Rep. Barney Frank is more than miffed about Senate Republicans blocking the confirmation of Richard Cordray to head the Consumer Financial Protection Board.
In a Friday Op-Ed the Massachusetts Democrat accused Republicans of “blatantly distorting the Constitution” because they have vowed to block any CFPB director nominee from being confirmed, regardless of the nominee’s merits.
“We’re going to see an extraordinarily qualified administrator of an important consumer protection agency be trashed by the Senate Republican minority because their primary goal is to ensure that financial institutions are not troubled by what they may see as an excessive concern for consumer fairness,” Frank wrote in the Washington Post op-ed.
“It is the legislative equivalent to an arsonist having set a fire and objecting to a building’s inhabitants using the fire exit,” he added.
The CFPB was created in response to the sub-prime mortgage crisis as a way to prevent unsound lending practices and avert another financial crisis. Frank was one of the authors of Dodd-Frank financial reform bill which created the CFPB.
Before the president named his nominee to lead the CFPB, 44 Senate Republicans sent a letter to Obama saying they will not confirm any nominee until the board’s structure is revamped.
Republicans have been staunchly opposed to the board and to many of the Dodd-Frank provisions. In the letter, they specified that they want to scrap the board’s director position altogether and instead diffuse power through a panel of directors. They also want any CFPB regulations to be approved by bank regulators before taking effect.

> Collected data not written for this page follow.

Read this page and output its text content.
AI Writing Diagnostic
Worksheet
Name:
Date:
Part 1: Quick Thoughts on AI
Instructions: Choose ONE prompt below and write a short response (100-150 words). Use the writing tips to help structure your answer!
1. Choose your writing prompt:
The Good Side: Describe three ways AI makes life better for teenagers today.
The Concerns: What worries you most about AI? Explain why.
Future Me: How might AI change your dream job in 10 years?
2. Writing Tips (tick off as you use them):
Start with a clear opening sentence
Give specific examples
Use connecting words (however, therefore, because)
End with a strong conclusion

But the president has said he will veto any changes to Dodd-Frank or restructuring of the CFPB.
Sen. Richard Shelby, R-Ala., who signed the letter, told ABC’s Jonathan Karl in July that Senate Republicans are “not going to budge and we shouldn’t.”
“We fought it last year. We’re going to continue to fight it,” Shelby said.
Frank wrote that the Republicans were waging a “war on financial regulation” and that Cordray’s confirmation was “collateral damage.”
“Senate Republicans are not entitled to use the confirmation power as a bludgeon to get their way when they cannot do so through the normal legislative process,” Frank wrote.